123 minutes (18) 1999
widescreen ratio 1.66:1
Tartan DVD Region 0 retail

RATING: 6/10
reviewed by Debbie Moon
Danila and his buddies are Russian veterans of the Chechen conflict: the equivalent, it seems, of the American Vietnam vet, brutalised by war, rootless and forgotten in a changed society. One of them got out, to the US and fame as an ice hockey player: but a crooked businessman turned sports agent is pocketing all his money. When his brother Konstantin tries to intervene, he ends up dead - but this time, the businessman has annoyed the wrong guys. Evading hit squads at both ends of the journey, Danila and his own mad brother Viktor set off to Chicago to exact revenge - but America is a very different place, and just staying alive here is going to test them to the limits...
   Brother and its sequel is apparently the Rambo of post-Soviet Russia, embodying the frustrations of an exploited and dispossessed generation.

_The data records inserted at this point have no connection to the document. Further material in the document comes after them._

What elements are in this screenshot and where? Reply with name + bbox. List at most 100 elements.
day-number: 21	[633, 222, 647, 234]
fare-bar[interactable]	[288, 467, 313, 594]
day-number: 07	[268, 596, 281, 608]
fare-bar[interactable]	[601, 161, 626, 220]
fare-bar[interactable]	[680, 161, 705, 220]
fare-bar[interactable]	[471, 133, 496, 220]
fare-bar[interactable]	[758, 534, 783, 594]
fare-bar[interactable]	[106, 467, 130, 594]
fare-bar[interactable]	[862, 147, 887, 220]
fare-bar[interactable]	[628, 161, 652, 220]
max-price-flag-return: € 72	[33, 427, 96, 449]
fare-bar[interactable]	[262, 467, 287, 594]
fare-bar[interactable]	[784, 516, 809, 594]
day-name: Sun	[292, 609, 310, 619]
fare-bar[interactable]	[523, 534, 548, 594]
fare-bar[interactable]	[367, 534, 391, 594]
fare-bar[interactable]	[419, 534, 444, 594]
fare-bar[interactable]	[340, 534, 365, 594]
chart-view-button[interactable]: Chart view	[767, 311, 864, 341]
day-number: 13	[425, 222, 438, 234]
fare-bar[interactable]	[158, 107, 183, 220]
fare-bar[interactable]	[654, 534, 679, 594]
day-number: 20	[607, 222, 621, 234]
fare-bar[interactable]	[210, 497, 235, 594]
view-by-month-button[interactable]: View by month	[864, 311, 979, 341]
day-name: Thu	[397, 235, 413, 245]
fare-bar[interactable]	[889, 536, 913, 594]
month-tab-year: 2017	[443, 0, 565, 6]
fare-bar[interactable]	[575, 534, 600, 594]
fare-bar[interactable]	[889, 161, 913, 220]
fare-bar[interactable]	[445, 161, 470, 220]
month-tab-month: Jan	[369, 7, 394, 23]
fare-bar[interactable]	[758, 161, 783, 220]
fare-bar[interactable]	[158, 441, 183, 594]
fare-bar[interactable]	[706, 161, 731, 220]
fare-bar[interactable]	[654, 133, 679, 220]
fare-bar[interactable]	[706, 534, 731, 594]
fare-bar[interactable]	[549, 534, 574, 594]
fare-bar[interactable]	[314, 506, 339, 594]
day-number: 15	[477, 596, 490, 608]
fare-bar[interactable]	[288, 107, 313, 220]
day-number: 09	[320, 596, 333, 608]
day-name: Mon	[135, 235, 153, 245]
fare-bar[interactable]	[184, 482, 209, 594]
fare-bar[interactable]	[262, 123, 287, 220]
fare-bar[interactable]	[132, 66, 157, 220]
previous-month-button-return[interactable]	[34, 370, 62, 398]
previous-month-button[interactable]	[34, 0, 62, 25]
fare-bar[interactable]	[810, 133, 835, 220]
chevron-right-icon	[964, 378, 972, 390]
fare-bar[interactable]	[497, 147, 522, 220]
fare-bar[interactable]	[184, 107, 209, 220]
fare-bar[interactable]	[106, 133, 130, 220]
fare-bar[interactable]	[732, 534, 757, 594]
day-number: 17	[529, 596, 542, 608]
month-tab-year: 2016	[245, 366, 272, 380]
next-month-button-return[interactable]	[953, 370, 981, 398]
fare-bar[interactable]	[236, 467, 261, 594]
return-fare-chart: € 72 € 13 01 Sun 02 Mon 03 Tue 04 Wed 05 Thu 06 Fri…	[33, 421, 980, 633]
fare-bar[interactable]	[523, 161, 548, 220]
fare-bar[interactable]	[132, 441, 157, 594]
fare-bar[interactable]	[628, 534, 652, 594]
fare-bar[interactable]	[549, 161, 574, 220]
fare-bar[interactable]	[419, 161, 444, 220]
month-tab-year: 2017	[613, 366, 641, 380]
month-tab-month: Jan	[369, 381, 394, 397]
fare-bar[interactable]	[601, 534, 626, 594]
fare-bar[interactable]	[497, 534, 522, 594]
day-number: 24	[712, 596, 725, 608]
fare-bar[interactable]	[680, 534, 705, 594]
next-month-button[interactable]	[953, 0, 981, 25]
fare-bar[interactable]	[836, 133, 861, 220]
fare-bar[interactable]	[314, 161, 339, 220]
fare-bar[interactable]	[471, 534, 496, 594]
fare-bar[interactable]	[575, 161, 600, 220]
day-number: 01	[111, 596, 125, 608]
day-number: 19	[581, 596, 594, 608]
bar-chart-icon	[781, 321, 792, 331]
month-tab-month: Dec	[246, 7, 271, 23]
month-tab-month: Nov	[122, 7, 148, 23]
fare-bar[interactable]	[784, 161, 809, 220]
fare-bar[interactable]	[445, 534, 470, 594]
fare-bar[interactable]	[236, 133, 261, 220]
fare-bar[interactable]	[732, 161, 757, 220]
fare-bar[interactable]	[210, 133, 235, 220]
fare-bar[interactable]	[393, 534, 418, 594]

The plight of these alienated, strangely naive young men, adrift in a society ruled by the rich and the crooked, has a lot of potential, and watching them turn their skills against their oppressors is great fun. But there's a lot here that's less palatable: the depiction of women as trophies for our hero to collect, and the thoughtless racism, particularly towards black Americans, who are depicted as, and explicitly compared to, beast-like primitives.
   The first half of the film is tense and visually striking, but once the action reaches America, the revenge plot is all but abandoned as Viktor embraces capitalism and Danila attempts to rescue an alarmingly masculine Russian prostitute. I was expecting a Crying Game style revelation at any moment, but alas, nothing so sophisticated here... There's a lot to dislike about this film - but there's a lot that's fascinating, too: not least Sergei Bodrov's Danila, a stonily angelic innocent with the ingenuity of a born killer. Despite narrative clichés and lapses of taste, Brother 2 (aka: On The Way Home) is an atmospheric glimpse of a Russia we hear very little about. It made me want to go out and rent the first movie, and few sequels have that effect.
   Definitely worth a look! As for DVD extras: the making-of documentary on my copy was faulty, but there are interesting notes on how the first film divided Russian opinion, plus filmographies and a trailer.